42nd Street-1933

42nd Street (1933)

Screenwriter(s): Rian James, James Seymour

“It’s My Last Show and It’s Got To Be My Best” – Words of Assurance from a Broadway Director

Producers Jones (Robert McWade) and Barry (Ned Sparks) planned to stagePretty Lady – a Broadway musical, despite the Depression, and they had hired the well-known “musical comedy director” Julian Marsh (Warner Baxter). In close-up, the unseen director signed the Jones/Barry contract. Bankrupt and broke from the Stock Market Crash in 1929, a wild-eyed Marsh was only interested in recouping his economic fortunes (“Money!”). The haggard and ill Marsh assured his producers of his strength:


You’ll get your Pretty Lady. You haven’t got anything to worry about. I’m not gonna let you down because I can’t afford to. I’ve given everything I’ve had to that gulch down there and it’s taken all I had to offer. Oh, it paid me, sure, in money I couldn’t hang on to – fair-weather friends, women, headlines! Hah! Why even the cops and the newsboys recognize me on sight. ‘Marsh, the Magnificent.’ ‘Marsh the Slave-Driver!’ Actors tell ya how Marsh drove ’em and bullied ’em and even tore it out of ’em! And maybe there’s a few that’ll tell ya how Marsh really made ’em. And they’ve all got somethin’ to show for it – except Marsh.
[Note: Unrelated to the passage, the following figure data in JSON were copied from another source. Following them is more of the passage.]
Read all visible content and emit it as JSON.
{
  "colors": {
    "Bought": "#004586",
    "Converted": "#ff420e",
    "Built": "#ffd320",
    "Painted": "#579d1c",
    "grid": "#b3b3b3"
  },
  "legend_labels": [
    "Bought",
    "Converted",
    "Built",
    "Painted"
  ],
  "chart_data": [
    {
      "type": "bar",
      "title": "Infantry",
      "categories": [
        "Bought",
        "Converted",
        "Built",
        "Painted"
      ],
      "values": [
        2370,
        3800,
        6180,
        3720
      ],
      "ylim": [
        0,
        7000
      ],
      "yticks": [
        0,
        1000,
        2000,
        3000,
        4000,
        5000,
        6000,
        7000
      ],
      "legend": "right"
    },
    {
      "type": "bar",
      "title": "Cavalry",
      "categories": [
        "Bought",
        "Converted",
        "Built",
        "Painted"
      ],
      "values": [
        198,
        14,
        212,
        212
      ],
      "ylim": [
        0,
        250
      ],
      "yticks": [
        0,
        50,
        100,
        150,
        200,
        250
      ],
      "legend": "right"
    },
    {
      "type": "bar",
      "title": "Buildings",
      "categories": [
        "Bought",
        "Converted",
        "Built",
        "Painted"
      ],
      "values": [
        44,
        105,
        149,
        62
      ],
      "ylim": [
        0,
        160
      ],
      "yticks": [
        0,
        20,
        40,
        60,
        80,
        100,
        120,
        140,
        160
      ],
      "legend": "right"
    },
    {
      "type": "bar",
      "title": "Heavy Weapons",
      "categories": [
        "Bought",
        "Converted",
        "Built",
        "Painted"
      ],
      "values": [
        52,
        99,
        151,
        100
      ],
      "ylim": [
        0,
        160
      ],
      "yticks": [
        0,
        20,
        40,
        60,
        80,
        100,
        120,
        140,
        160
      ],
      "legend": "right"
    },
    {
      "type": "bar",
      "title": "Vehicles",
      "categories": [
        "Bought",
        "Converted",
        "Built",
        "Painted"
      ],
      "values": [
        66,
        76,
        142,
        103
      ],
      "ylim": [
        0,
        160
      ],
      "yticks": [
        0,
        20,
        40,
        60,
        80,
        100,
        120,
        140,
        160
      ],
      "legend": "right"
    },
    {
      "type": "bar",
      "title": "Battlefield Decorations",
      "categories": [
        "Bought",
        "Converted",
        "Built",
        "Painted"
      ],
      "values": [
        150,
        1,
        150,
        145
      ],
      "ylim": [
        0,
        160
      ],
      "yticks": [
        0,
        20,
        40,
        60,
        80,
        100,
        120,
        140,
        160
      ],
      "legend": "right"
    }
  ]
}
Well, this is my last shot! I’ll make a few more actors. But this time, I’m gonna sock my money away so hard that they’ll have to blast to find enough to buy a newspaper. That’s why I’m goin’ ahead with Pretty Lady. And Pretty Lady‘s got to be a hit. It’s my last show and it’s got to be my best. You’re counting on me. Well, I’m counting on Pretty Lady, because it’s got to support me for a long time to come.